Health officer discusses vaccine prioritization

Widespread vaccinations hoped to start in spring

Jefferson County Health Officer Dr. Tom Locke

Jefferson County Health Officer Dr. Tom Locke

PORT TOWNSEND — During the first week of vaccinations against COVID-19 with Pfizer’s vaccine, Jefferson County Health Officer Dr. Tom Locke outlined to the county board of health how vaccination priorities were set.

During Thursday’s meeting with the board, the Food and Drug Administration’s advisory committee approved a recommendation to the FDA to grant Emergency Use Authorization (EUA) to Moderna’s vaccine.

The FDA approved Moderna’s vaccine’s EUA Friday and shipments will start to be sent out this week.

Although there are now two vaccines available for use, the quantities of them are too limited to allow for widespread vaccinations, so they must be used strategically, Locke said.

“Prioritization is the key when we have something like this: a remarkably effective vaccine that appears to be very safe,” Locke said. ““The supply of vaccine and the rate at which the manufacturers can produce it is far less than the demand for the vaccine.”

As of Wednesday, Washington state had received 62,400 doses of the Pfizer vaccine, with Jefferson and Clallam counties each receiving one unit of 975 doses. Next week’s shipment is to be cut by 40 percent, according to Gov. Jay Inslee.

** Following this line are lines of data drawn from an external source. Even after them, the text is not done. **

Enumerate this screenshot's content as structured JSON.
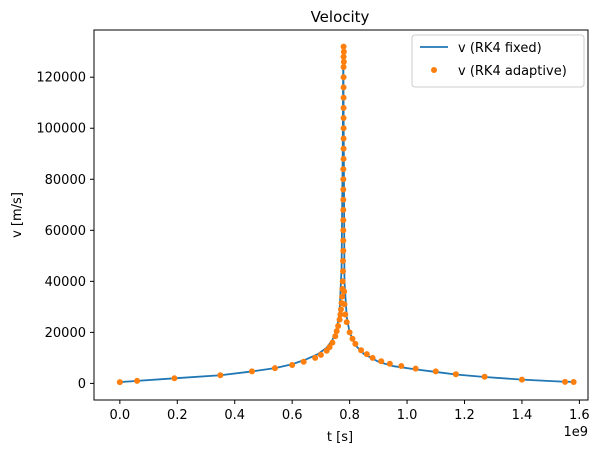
{
  "chart_data": {
    "type": "line",
    "title": "Velocity",
    "xlabel": "t [s]",
    "ylabel": "v [m/s]",
    "x_offset_label": "1e9",
    "xlim": [
      -0.09,
      1.63
    ],
    "ylim": [
      -6500,
      138500
    ],
    "x_ticks": [
      0.0,
      0.2,
      0.4,
      0.6,
      0.8,
      1.0,
      1.2,
      1.4,
      1.6
    ],
    "x_tick_labels": [
      "0.0",
      "0.2",
      "0.4",
      "0.6",
      "0.8",
      "1.0",
      "1.2",
      "1.4",
      "1.6"
    ],
    "y_ticks": [
      0,
      20000,
      40000,
      60000,
      80000,
      100000,
      120000
    ],
    "y_tick_labels": [
      "0",
      "20000",
      "40000",
      "60000",
      "80000",
      "100000",
      "120000"
    ],
    "grid": false,
    "legend_position": "top-right",
    "series": [
      {
        "name": "v (RK4 fixed)",
        "style": "line",
        "color": "#1f77b4",
        "x": [
          0.0,
          0.06,
          0.19,
          0.35,
          0.46,
          0.54,
          0.6,
          0.65,
          0.69,
          0.72,
          0.74,
          0.755,
          0.765,
          0.772,
          0.776,
          0.778,
          0.782,
          0.79,
          0.8,
          0.82,
          0.85,
          0.9,
          0.95,
          1.03,
          1.1,
          1.17,
          1.27,
          1.4,
          1.54,
          1.58
        ],
        "y": [
          500,
          1000,
          2000,
          3200,
          4700,
          6000,
          7500,
          9500,
          11500,
          14000,
          17000,
          21000,
          28000,
          45000,
          90000,
          132000,
          40000,
          26000,
          20000,
          15000,
          11500,
          8500,
          6800,
          5500,
          4500,
          3500,
          2500,
          1500,
          700,
          600
        ]
      },
      {
        "name": "v (RK4 adaptive)",
        "style": "scatter",
        "color": "#ff7f0e",
        "x": [
          0.0,
          0.06,
          0.19,
          0.35,
          0.46,
          0.54,
          0.6,
          0.64,
          0.68,
          0.7,
          0.72,
          0.73,
          0.74,
          0.75,
          0.755,
          0.76,
          0.765,
          0.768,
          0.77,
          0.772,
          0.774,
          0.775,
          0.776,
          0.777,
          0.777,
          0.778,
          0.778,
          0.778,
          0.778,
          0.778,
          0.778,
          0.778,
          0.778,
          0.778,
          0.779,
          0.779,
          0.779,
          0.779,
          0.779,
          0.779,
          0.779,
          0.779,
          0.779,
          0.779,
          0.779,
          0.779,
          0.78,
          0.78,
          0.781,
          0.782,
          0.785,
          0.79,
          0.8,
          0.81,
          0.82,
          0.84,
          0.86,
          0.88,
          0.91,
          0.94,
          0.98,
          1.03,
          1.1,
          1.17,
          1.27,
          1.4,
          1.55,
          1.58
        ],
        "y": [
          500,
          1000,
          2000,
          3200,
          4700,
          6000,
          7200,
          8500,
          10000,
          11200,
          12800,
          14200,
          16000,
          18500,
          20500,
          22500,
          25000,
          27000,
          29000,
          31500,
          34000,
          37000,
          40000,
          44000,
          48000,
          52000,
          56000,
          60000,
          64000,
          68000,
          72000,
          76000,
          80000,
          84000,
          88000,
          92000,
          96000,
          100000,
          104000,
          108000,
          112000,
          116000,
          120000,
          124000,
          128000,
          132000,
          130000,
          126000,
          36000,
          31000,
          27000,
          24000,
          20000,
          17500,
          15500,
          13000,
          11500,
          10000,
          8700,
          7700,
          6800,
          5800,
          4700,
          3600,
          2600,
          1500,
          600,
          550
        ]
      }
    ]
  }
}
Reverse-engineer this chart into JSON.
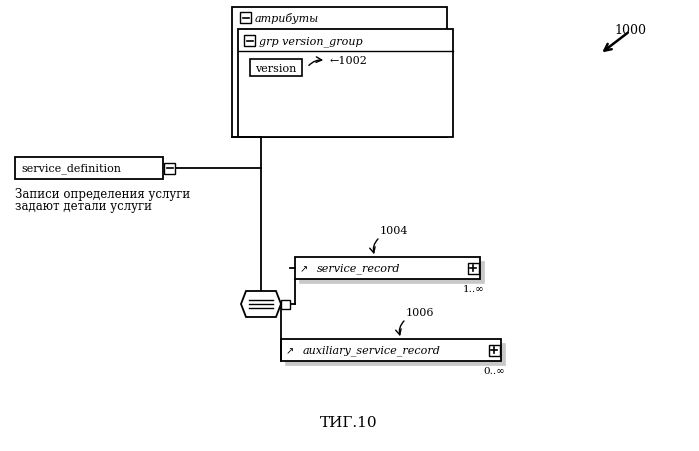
{
  "bg_color": "#ffffff",
  "fig_width": 6.99,
  "fig_height": 4.52,
  "dpi": 100,
  "title": "ΤИГ.10",
  "title_fontsize": 11,
  "label_1000": "1000",
  "label_1002": "←1002",
  "label_1004": "1004",
  "label_1006": "1006",
  "service_definition_label": "service_definition",
  "attributes_label": "атрибуты",
  "grp_label": "grp version_group",
  "version_label": "version",
  "service_record_label": "service_record",
  "aux_record_label": "auxiliary_service_record",
  "footnote_line1": "Записи определения услуги",
  "footnote_line2": "задают детали услуги",
  "multiplicity_1": "1..∞",
  "multiplicity_2": "0..∞"
}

That won’t affect the North Olympic Peninsula.

Locke said he didn’t know if cuts would continue or how they would affect the Peninsula in the long term.

The Centers for Disease Control and Prevention (CDC) made guidelines for who should be vaccinated first, and each state set their own priorities based ujpon them, Locke said.

All public health jurisdictions must then implement the prioritizations that the state decides, Locke said.

Currently, the state is in Phase 1a of the vaccination priorities, which includes health care workers and first responders who do direct patient care and long-term care facility residents and staff.

Vaccinating health care workers is a priority because they’re at the highest risk of exposure to COVID-19 as they treat patients, and hospital staff is limited, Locke said.

“We don’t have enough health care workers on the front line as it is now. We can’t afford to have any less,” he said.

Long-term care facilities have been devastated by the pandemic, Locke said.

“The startling statistic that I’m always quoting is that long-term care residents represent about 1 percent of the U.S. population, but they have had 6 percent of the confirmed Covid cases and they’ve had 40 percent of the mortality,” he said.

“Over 100,000 long-term care residents have died so far. It’s just a very high-risk situation and a population that has a lot of risk factors for complications.”

Phase 1b includes people with underlying health conditions that increases the risk of severe complications if they’re infected with COVID-19. Such underlying conditions include cancer, chronic kidney disease or chronic lung disease and older adults who live in congregate or overcrowded housing facilities.

Phase 2 includes essential workers such as teachers and law enforcement, people with other at-risk health conditions, inmates in prisons, correctional facilities and people who are aged 65 and older, Locke said.

Phase 3 includes healthy adults without risk factors and children, he continued.

Phase 4 would include everyone else not included in the prior phases. However the Phases 1-3 cover the majority of the U.S. population.

A turning point for the pandemic will be when the vaccines are able to be widely distributed and available without prioritization, which is not expected until between April and June, based on current manufacturing projections, Locke said.

The “wild card” in that planning is three other vaccines still in trials conducted by Johnson & Johnson, Oxford and the University of Washington, and whenever those are granted EUA and are distributed, he added.

All three are still in clinical trials and it could be several months before the companies apply for an EUA.

“Probably by the end of 2021 we’ll have a confusing variety of vaccines,” Locke said. “We could theoretically have a dozen different Covid vaccines by the end of the next calendar year, but right now we would welcome that abundance.”

“We would like to be vaccinating hundreds of millions of people right now and we can’t. We’re just going to have to do the best we can.”

Jefferson County is organizing mass vaccination campaigns, possibly beginning in March, that would have health care workers use a high school gymnasium and have several stations set up to vaccinate many people at once.

Port Townsend, Chimacum and Quilcene high schools have already have offered their gymnasiums to host those events, said Locke.

Vaccinating health care workers during Phase 1 will be critical to be able to host those events, since there will still be potential for virus spread at them; vaccines do not provide instant immunity, Locke said.

“That’s the challenge before us but I’m enormously impressed with the seriousness and the level of organization among the various partners in Jefferson County and at Jefferson Healthcare,” he said.